Fatty Fish: Salmon, mackerel, trout, tuna, and sardines are excellent sources of vitamin D. Aim to include these fish in your diet regularly to boost your vitamin D intake.
Egg Yolks: Egg yolks contain vitamin D, making them a convenient and versatile source of this nutrient. Try incorporating eggs into your meals, such as omelets, scrambled eggs, or salads.

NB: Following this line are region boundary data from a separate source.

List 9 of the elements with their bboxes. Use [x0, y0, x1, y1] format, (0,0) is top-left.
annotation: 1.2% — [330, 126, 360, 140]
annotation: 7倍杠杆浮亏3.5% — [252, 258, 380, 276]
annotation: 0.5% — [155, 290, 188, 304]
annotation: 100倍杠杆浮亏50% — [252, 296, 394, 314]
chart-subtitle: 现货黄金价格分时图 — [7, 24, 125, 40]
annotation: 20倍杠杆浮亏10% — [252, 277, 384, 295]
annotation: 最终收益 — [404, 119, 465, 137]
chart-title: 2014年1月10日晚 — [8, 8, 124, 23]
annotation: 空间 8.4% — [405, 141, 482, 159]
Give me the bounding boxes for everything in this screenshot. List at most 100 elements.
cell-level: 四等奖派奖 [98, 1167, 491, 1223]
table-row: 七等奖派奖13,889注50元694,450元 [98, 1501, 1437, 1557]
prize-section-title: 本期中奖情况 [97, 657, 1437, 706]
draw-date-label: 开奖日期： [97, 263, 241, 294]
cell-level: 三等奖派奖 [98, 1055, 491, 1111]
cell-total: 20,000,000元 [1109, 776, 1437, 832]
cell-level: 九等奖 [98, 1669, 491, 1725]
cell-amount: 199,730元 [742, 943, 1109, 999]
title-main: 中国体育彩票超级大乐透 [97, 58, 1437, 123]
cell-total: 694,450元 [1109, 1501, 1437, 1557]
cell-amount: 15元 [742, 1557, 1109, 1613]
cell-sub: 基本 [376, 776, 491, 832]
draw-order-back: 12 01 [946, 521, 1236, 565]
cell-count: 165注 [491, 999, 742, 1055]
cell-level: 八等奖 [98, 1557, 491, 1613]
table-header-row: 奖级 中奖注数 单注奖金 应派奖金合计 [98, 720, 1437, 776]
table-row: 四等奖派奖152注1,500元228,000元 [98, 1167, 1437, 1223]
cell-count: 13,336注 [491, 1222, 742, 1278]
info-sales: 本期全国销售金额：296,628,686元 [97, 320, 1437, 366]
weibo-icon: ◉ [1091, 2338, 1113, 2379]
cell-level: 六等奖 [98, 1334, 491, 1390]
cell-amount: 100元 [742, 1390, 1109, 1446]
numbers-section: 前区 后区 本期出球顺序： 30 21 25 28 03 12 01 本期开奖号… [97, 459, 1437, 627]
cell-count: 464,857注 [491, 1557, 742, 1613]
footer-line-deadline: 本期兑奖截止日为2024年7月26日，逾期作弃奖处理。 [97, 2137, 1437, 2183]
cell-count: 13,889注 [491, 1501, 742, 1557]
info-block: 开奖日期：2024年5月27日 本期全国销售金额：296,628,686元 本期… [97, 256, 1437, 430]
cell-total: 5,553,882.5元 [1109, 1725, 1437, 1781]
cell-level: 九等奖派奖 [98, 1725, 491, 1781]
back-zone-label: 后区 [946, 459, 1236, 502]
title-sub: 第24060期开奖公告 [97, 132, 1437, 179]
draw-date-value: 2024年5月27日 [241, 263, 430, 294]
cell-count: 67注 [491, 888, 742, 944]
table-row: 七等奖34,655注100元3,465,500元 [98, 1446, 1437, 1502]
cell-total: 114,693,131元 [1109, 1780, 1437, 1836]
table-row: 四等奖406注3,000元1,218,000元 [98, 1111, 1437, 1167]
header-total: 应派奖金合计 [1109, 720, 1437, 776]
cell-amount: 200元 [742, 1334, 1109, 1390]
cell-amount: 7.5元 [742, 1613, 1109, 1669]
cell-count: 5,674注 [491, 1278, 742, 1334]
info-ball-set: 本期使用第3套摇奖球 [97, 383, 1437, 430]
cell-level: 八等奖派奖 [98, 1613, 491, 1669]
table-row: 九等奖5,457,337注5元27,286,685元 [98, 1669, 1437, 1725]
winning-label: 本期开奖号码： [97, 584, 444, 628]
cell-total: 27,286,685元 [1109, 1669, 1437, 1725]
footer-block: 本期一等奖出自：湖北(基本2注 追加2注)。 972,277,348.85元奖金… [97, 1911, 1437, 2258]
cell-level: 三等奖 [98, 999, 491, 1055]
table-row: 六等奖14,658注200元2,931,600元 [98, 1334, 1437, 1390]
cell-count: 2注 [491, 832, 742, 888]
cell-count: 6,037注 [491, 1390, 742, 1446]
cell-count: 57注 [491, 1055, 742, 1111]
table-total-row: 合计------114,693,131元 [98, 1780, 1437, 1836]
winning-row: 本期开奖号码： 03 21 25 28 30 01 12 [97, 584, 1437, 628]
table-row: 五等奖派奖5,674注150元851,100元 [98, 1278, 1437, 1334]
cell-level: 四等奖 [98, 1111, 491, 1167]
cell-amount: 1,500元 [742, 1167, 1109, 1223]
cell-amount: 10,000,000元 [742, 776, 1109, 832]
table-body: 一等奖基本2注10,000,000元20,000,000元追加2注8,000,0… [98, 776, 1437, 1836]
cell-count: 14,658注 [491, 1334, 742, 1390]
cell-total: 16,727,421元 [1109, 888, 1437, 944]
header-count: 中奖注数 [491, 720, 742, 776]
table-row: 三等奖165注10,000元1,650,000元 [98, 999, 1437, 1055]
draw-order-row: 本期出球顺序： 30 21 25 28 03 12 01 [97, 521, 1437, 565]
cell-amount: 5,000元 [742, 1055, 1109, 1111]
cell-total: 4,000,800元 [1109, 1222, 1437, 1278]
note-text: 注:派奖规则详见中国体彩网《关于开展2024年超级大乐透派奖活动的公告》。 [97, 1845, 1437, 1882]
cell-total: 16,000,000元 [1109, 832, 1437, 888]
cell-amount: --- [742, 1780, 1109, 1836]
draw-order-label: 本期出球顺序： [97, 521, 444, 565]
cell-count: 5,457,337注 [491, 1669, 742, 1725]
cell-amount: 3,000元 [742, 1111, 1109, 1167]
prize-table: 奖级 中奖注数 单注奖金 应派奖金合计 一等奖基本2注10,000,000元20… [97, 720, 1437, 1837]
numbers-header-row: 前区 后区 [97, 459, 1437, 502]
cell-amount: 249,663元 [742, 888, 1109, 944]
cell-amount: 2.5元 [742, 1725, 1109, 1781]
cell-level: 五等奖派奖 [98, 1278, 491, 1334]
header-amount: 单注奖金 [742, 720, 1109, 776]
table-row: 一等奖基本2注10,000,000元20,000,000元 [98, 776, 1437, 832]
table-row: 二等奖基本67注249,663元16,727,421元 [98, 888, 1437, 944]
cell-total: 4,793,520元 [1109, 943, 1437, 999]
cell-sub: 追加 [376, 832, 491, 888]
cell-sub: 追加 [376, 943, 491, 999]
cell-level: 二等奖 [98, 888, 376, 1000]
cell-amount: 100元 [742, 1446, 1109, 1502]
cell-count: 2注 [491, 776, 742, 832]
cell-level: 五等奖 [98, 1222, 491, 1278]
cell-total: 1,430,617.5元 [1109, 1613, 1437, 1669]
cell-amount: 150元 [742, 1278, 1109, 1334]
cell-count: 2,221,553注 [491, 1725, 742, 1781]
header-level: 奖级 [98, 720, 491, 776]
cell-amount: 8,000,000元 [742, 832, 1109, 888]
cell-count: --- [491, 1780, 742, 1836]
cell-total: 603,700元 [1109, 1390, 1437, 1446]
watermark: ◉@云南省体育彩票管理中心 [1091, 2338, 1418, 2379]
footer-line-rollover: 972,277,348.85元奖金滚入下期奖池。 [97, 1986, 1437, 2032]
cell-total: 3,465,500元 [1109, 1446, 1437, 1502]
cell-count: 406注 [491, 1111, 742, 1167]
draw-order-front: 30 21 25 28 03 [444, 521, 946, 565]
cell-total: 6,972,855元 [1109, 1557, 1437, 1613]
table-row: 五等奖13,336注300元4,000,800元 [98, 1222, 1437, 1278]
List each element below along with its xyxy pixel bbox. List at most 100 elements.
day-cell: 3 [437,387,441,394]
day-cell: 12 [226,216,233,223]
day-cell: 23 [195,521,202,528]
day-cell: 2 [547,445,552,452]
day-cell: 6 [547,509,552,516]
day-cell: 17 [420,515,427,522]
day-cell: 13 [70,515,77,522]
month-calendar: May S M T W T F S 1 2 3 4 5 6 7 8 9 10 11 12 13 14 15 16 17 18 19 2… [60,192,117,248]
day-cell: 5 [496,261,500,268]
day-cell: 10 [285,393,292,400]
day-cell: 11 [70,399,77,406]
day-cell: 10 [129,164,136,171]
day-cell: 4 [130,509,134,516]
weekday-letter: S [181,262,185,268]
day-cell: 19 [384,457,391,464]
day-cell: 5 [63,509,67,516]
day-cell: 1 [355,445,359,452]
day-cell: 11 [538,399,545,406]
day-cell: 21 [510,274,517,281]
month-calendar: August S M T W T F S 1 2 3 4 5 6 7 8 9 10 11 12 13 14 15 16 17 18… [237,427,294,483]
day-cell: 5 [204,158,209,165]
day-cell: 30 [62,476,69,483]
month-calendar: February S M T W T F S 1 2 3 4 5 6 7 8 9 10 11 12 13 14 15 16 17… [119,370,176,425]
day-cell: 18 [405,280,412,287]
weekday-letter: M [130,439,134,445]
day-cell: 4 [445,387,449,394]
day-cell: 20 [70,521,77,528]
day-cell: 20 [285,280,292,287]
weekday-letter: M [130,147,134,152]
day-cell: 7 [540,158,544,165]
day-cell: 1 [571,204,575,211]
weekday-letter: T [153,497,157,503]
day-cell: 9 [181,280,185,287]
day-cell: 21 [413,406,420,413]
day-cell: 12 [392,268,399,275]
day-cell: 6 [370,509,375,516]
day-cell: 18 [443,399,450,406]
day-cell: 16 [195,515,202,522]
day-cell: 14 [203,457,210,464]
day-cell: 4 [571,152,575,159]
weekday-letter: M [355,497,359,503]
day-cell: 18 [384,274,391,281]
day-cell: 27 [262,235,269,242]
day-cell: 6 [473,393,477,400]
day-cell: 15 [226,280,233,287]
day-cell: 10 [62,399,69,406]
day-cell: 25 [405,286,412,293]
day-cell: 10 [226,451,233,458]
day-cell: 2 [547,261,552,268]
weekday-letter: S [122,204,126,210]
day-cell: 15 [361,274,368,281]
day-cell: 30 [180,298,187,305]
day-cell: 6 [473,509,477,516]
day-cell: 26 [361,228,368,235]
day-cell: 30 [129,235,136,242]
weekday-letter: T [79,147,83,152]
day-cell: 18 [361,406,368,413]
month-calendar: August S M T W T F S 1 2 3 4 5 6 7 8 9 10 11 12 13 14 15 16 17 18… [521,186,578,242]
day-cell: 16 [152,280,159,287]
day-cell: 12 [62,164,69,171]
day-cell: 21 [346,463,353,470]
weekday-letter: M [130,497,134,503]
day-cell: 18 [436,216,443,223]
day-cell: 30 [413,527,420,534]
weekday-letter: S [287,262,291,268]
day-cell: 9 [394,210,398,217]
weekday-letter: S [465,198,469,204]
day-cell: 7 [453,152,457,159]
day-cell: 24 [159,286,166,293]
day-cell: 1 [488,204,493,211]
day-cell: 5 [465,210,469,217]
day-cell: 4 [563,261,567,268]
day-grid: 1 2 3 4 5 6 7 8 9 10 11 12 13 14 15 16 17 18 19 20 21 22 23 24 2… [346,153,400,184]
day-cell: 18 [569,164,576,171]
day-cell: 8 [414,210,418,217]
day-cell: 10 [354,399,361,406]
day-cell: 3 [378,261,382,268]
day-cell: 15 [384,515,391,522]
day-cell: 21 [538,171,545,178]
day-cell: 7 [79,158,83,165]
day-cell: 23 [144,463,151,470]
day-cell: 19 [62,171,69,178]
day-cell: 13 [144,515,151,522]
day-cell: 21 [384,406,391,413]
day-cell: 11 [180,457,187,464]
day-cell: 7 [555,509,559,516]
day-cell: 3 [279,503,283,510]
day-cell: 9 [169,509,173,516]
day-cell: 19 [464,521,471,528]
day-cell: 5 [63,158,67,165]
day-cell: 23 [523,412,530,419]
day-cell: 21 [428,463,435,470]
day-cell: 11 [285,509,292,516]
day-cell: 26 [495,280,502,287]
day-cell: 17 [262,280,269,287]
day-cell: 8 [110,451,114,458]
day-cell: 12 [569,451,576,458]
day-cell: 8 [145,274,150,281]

Fortified Dairy Products: Many dairy products, including milk, yogurt, and cheese, are fortified with vitamin D. Check the labels to ensure they are fortified with vitamin D.
Fortified Plant-Based Milk: Some plant-based milk alternatives, such as soy milk, almond milk, and oat milk, are fortified with vitamin D.
Fortified Orange Juice: Some brands of orange juice are fortified with vitamin D, providing a convenient way to boost your intake.
Fortified Cereals: Certain breakfast cereals are fortified with vitamin D, providing a convenient option for increasing your intake. Look for fortified cereals with added vitamin D.
Mushrooms: While most plant-based sources of vitamin D are limited, some mushrooms, such as shiitake mushrooms, contain vitamin D.
Cod Liver Oil: Cod liver oil is a rich source of vitamin D, as well as omega-3 fatty acids. It is available in liquid form or as a supplement and can be consumed directly or added to foods.
Liver: Beef liver is a good source of vitamin D, along with other essential nutrients such as iron and vitamin A. Incorporating liver into your diet occasionally.
Fortified Tofu: Some brands of tofu are fortified with vitamin D, providing a plant-based source of this nutrient. Check the labels to ensure the tofu is fortified with vitamin D.